Jitter really does not come into play when you use the WM8805 as it completely regenerates the clock with an elastic buffer and sub 1Hz PLL bandwidth after catching. There is a very good paper on its performance: “A High Performance S/PDIF Transceiver—Paul Lesso, Wolfson Microelectronics” (which I presented in San Francisco in 2006 since the author was unable to make it). You can buy it from the AES, or it should be available on the web with some googling.
I have very little experience blindly feeding an MCLK into a chip other than some raspberry pi experiments so can’t say much about that. My personal stash tube of WM8805s hasn’t run out yet…
@remco thanks for answering. I’m not aware of the analog design of WM8741, I wonder is the analog output affected more by disturbance in 5V nodes (AVdd/AVddL/AVddR) or midpoint nodes (VmidL/VmidR) are more sensitive. Are the midpoint voltage pins on your Weiliang boards properly decoupled? Sorry to bother with so many questions.
Petar, I’m always happy to answer questions.
AVVDL-AGNDL and AVDDR-AGNDR are the reference voltages the DAC samples and therefore the most critical. This is an open-loop operation.
AVDD feeds opamps and other analog circuitry which has reasonable PSRR and is therefore less critical.
VMIDL and VMIDR are outputs and serve as virtual grounds for opamp circuits. They have 10uF + 100nF each on the DAC5 board.
What would maybe work quite nicely is a constant current source feeding a shunt regulator on this pin, as the DAC should consume a constant current save for some spikes. A cap should absorb the HF spikes and the shunt eats the last bit of variation. Ah, if only there were more hours in a day…
Thanks for clarification, I missed these details in the datasheet. Examining my DAC board I found all 5V analog pins are shorted beneath the chip and nearby combo of 22u+100n is used for bypassing. With my 20th century tools I was just able to solder 1uF MKT across AVdd-AGND pins. I wonder is this sufficient and is there room for further improvement? Unfortunately I’m not equipped for any serious measurements beyond capability of my multi-meter (useless in this case). Only means to evaluate effects of a change would be critical listening (I know how misleading it can be).
Since I’ve put much effort in reducing ripple entering voltage regulators (explained previously) I assume there is no issue of n x 50Hz components penetrating 5V analog supply. I don’t know if there are other disturbances worth addressing. Perhaps I could manage to solder tiny ceramic 10-100nF SMD across AVddL-AGNDL and AVddR-AGNDR, but is it worth? And is X5R ceramic good for this purpose?

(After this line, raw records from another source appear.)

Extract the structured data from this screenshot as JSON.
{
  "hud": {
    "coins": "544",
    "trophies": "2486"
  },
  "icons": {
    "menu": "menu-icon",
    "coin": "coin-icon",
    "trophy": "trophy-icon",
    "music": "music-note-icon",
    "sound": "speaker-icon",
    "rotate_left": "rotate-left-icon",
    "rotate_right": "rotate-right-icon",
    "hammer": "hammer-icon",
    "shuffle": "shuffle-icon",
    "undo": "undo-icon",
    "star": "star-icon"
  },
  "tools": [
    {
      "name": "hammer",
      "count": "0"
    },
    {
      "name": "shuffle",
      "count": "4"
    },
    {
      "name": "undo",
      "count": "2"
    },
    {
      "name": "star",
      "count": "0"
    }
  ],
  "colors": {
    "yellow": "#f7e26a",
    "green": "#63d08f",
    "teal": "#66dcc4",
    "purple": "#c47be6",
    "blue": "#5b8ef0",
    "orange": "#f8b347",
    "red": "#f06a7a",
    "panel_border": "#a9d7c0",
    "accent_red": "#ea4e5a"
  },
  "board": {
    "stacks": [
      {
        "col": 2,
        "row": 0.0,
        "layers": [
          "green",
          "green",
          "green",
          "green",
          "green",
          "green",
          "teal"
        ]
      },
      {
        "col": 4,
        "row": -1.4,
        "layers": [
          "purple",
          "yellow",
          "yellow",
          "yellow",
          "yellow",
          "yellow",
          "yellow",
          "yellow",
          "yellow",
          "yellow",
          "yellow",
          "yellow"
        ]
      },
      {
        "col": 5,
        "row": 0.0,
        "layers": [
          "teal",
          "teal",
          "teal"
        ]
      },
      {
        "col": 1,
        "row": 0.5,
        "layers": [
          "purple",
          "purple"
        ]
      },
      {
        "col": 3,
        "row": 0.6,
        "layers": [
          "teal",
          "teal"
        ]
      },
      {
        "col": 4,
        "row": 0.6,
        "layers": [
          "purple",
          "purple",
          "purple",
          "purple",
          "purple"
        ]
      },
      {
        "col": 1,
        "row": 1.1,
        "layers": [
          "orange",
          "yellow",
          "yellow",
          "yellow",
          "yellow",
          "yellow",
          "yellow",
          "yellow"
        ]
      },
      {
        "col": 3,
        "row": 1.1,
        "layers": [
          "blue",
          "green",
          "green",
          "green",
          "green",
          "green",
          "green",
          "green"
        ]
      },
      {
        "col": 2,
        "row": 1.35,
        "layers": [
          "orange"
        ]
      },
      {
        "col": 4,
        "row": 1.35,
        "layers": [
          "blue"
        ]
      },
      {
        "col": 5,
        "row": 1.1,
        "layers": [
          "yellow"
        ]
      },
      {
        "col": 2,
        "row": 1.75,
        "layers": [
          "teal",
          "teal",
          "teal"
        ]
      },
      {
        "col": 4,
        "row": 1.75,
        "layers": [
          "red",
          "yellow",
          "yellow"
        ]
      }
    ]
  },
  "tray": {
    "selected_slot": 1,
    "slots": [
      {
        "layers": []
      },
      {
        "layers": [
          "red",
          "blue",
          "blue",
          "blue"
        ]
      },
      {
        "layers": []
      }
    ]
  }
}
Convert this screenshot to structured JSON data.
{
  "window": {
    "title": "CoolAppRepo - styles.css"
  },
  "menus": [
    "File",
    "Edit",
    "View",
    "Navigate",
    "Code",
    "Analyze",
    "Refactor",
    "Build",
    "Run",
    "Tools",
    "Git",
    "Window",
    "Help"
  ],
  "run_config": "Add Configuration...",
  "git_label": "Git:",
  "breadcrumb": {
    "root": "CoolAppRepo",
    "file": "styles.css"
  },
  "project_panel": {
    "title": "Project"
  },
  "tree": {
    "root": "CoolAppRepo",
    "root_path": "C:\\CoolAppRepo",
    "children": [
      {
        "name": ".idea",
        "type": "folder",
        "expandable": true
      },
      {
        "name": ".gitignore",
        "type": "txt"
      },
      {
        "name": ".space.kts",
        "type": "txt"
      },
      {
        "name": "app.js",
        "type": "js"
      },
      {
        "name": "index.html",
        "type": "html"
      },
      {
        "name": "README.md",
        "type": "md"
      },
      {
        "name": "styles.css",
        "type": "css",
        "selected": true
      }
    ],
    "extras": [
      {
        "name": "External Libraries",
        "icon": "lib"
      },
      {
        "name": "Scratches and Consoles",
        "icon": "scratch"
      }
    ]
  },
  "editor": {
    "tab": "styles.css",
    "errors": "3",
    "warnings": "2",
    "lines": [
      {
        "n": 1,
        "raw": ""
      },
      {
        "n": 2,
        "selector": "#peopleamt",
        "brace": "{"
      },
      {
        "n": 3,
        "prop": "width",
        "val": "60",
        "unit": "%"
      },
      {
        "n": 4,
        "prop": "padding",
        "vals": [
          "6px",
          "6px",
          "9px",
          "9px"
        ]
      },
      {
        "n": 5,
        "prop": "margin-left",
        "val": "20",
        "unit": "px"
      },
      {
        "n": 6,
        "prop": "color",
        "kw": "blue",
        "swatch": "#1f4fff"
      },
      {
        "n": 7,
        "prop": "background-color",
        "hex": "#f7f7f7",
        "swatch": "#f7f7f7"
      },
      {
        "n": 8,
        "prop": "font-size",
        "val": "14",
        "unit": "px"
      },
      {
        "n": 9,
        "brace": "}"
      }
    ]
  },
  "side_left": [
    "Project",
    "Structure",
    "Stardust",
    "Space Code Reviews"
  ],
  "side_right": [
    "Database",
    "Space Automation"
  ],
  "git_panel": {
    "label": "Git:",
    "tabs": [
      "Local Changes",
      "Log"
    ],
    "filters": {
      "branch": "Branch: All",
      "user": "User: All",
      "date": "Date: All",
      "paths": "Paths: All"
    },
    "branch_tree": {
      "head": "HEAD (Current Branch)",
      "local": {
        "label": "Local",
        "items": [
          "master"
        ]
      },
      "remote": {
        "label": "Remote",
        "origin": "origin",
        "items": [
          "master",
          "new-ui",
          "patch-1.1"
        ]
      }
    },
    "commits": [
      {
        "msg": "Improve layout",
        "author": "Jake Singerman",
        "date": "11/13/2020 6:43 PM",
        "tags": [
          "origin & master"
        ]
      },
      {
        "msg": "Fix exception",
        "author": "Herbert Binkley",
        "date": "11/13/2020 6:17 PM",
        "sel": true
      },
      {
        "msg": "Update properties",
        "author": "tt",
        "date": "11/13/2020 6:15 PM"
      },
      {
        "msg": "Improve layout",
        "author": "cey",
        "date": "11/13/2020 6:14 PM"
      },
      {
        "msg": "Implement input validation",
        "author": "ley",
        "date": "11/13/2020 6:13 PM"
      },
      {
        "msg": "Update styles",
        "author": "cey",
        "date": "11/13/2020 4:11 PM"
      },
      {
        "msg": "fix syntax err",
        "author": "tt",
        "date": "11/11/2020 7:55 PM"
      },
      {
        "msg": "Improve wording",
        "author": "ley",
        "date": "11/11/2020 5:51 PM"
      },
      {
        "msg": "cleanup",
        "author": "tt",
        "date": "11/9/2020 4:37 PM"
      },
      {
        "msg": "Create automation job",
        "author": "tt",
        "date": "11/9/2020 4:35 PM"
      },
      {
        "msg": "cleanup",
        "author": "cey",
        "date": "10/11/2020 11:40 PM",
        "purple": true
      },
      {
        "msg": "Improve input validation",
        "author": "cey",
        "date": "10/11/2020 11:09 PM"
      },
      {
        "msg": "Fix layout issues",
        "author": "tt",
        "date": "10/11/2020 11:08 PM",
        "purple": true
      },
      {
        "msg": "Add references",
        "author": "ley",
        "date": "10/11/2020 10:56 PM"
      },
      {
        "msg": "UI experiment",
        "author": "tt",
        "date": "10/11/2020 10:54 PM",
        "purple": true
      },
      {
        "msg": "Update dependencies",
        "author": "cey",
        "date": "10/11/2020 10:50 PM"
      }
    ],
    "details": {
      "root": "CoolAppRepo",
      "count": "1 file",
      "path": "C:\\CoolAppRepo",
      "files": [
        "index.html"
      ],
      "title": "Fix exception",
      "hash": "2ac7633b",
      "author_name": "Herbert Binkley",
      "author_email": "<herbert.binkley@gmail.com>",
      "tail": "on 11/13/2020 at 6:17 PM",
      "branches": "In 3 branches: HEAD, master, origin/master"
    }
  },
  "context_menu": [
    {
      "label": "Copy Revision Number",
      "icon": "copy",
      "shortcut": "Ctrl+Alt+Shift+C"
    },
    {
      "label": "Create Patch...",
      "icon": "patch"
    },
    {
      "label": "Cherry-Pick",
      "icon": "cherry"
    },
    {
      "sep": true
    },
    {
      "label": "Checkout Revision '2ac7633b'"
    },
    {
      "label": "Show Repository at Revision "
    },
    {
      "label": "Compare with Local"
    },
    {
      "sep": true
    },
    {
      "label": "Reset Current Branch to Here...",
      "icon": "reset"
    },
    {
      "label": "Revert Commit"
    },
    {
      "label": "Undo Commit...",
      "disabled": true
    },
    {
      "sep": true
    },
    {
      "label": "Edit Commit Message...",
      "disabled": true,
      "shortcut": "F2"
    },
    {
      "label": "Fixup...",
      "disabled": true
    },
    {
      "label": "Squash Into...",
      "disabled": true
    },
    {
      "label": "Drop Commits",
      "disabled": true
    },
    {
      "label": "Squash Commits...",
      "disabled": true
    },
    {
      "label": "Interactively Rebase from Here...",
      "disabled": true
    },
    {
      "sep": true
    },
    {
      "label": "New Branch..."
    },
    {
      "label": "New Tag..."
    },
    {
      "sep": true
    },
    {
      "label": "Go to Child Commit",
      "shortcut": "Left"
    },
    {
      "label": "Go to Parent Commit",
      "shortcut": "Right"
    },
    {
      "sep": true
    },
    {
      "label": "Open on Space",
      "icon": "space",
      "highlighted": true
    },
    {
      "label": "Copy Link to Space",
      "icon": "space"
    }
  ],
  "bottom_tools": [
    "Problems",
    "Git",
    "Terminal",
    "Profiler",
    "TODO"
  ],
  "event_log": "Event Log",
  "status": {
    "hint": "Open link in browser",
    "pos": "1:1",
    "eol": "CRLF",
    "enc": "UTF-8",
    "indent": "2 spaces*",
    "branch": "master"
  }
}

Hmm. That’s really hard to answer, since it’s not just components but also layout related. Measuring is really the only way to go here. You could try to use a PC as FFT analyser, of course be sure to AC couple the rail into your sound card. You are looking for audio range artifacts, so an audio level sound card could show that (see my experiments with the Delta 1010). Use it in loopback first, so you know which noise components it generates by itself.